The First Amendment does not protect child pornography, and the production, importation, reception, possession and transmission of child pornography is illegal. Child pornography is the visual depiction of sexually explicit conduct of any form that involves minors, who are persons aged below eighteen years (US Department of Justice, 2016). Offenders face severe statutory fines and penalties. First-time offenders convicted under Section 2251A are fined and sentenced to a minimum of fifteen and a maximum of thirty years in prison. They may also face harsher penalties if the minors involved in the child pornography were sexually abused or if the images involved are violent and sadistic in nature (US Department of Justice, 2016). Previously convicted offenders may be subjected to harsher penalties such as up to life sentences.

    References
  • First Amendment Center,. (2006). First Amendment Schools: The Five Freedoms – Court Case.Firstamendmentschools.org.
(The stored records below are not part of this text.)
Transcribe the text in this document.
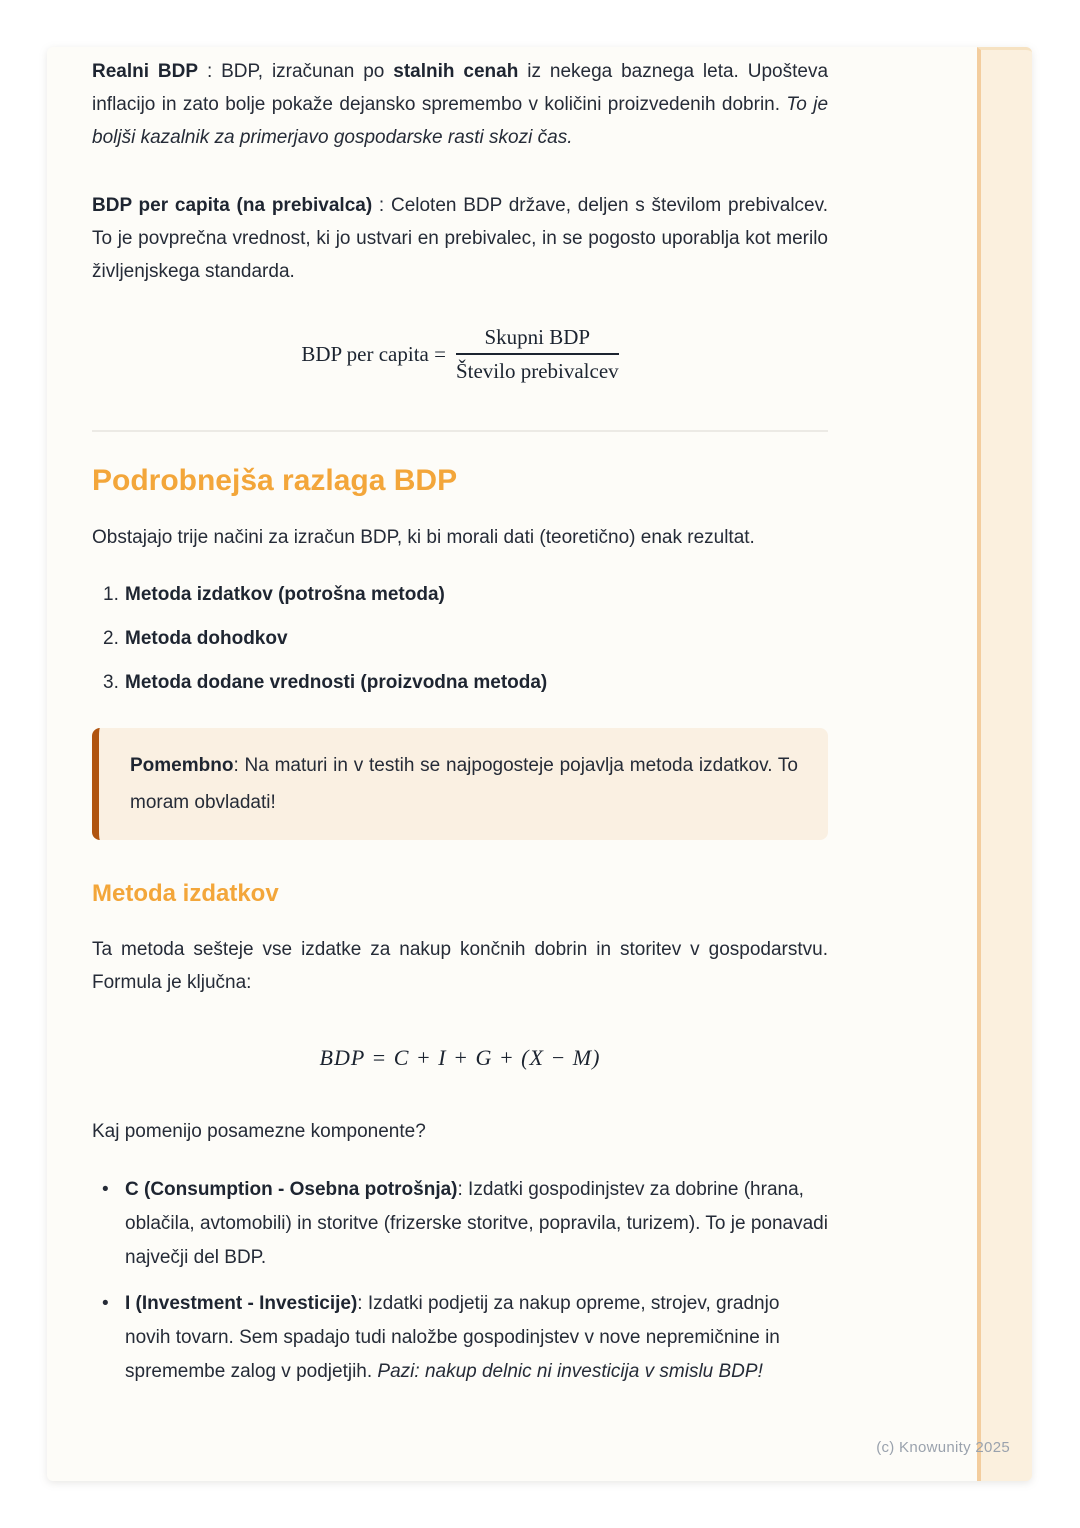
Realni BDP : BDP, izračunan po stalnih cenah iz nekega baznega leta. Upošteva inflacijo in zato bolje pokaže dejansko spremembo v količini proizvedenih dobrin. To je boljši kazalnik za primerjavo gospodarske rasti skozi čas.

BDP per capita (na prebivalca) : Celoten BDP države, deljen s številom prebivalcev. To je povprečna vrednost, ki jo ustvari en prebivalec, in se pogosto uporablja kot merilo življenjskega standarda.

BDP per capita = $\frac{\text{Skupni BDP}}{\text{Število prebivalcev}}$
Podrobnejša razlaga BDP

Obstajajo trije načini za izračun BDP, ki bi morali dati (teoretično) enak rezultat.

1. Metoda izdatkov (potrošna metoda)
2. Metoda dohodkov
3. Metoda dodane vrednosti (proizvodna metoda)
Pomembno: Na maturi in v testih se najpogosteje pojavlja metoda izdatkov. To moram obvladati!
Metoda izdatkov

Ta metoda sešteje vse izdatke za nakup končnih dobrin in storitev v gospodarstvu. Formula je ključna:

BDP = C + I + G + (X − M)

Kaj pomenijo posamezne komponente?

• C (Consumption - Osebna potrošnja): Izdatki gospodinjstev za dobrine (hrana, oblačila, avtomobili) in storitve (frizerske storitve, popravila, turizem). To je ponavadi največji del BDP.
• I (Investment - Investicije): Izdatki podjetij za nakup opreme, strojev, gradnjo novih tovarn. Sem spadajo tudi naložbe gospodinjstev v nove nepremičnine in spremembe zalog v podjetjih. Pazi: nakup delnic ni investicija v smislu BDP!
(c) Knowunity 2025
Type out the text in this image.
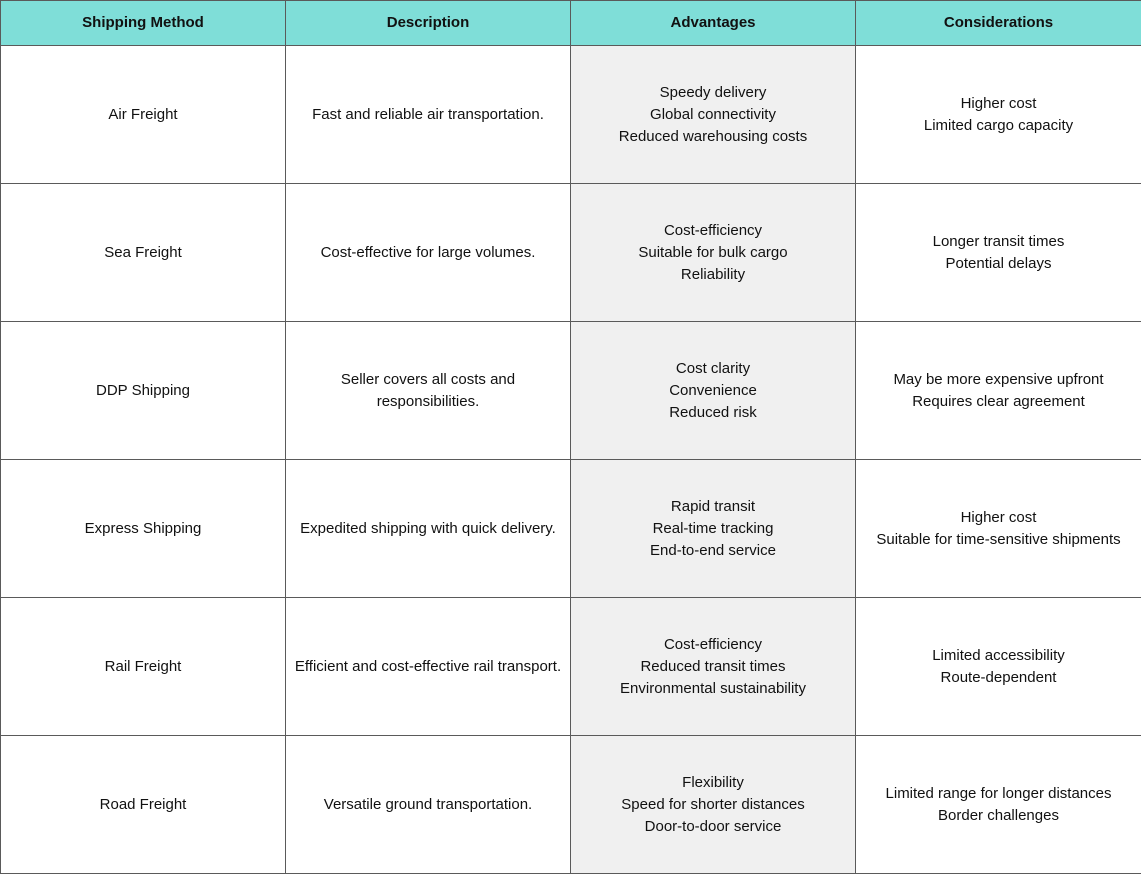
Shipping Method	Description	Advantages	Considerations
Air Freight	Fast and reliable air transportation.	Speedy delivery
Global connectivity
Reduced warehousing costs	Higher cost
Limited cargo capacity

Sea Freight	Cost-effective for large volumes.	Cost-efficiency
Suitable for bulk cargo
Reliability	Longer transit times
Potential delays

DDP Shipping	Seller covers all costs and responsibilities.	Cost clarity
Convenience
Reduced risk	May be more expensive upfront
Requires clear agreement

Express Shipping	Expedited shipping with quick delivery.	Rapid transit
Real-time tracking
End-to-end service	Higher cost
Suitable for time-sensitive shipments

Rail Freight	Efficient and cost-effective rail transport.	Cost-efficiency
Reduced transit times
Environmental sustainability	Limited accessibility
Route-dependent

Road Freight	Versatile ground transportation.	Flexibility
Speed for shorter distances
Door-to-door service	Limited range for longer distances
Border challenges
Retrieved 5 March 2016, from http://www.firstamendmentschools.org/freedoms/case.aspx?id=336
  • US Department of Justice,. (2016). Citizen’s Guide to U.S. Federal Law on Child Pornography | CRIMINAL-CEOS | Department of Justice. Justice.gov. Retrieved 5 March 2016, from https://www.justice.gov/criminal-ceos/citizens-guide-us-federal-law-child-pornography
  • Watts, D. (2010). Dictionary of American Government and Politics. Edinburgh: Edinburgh University Press.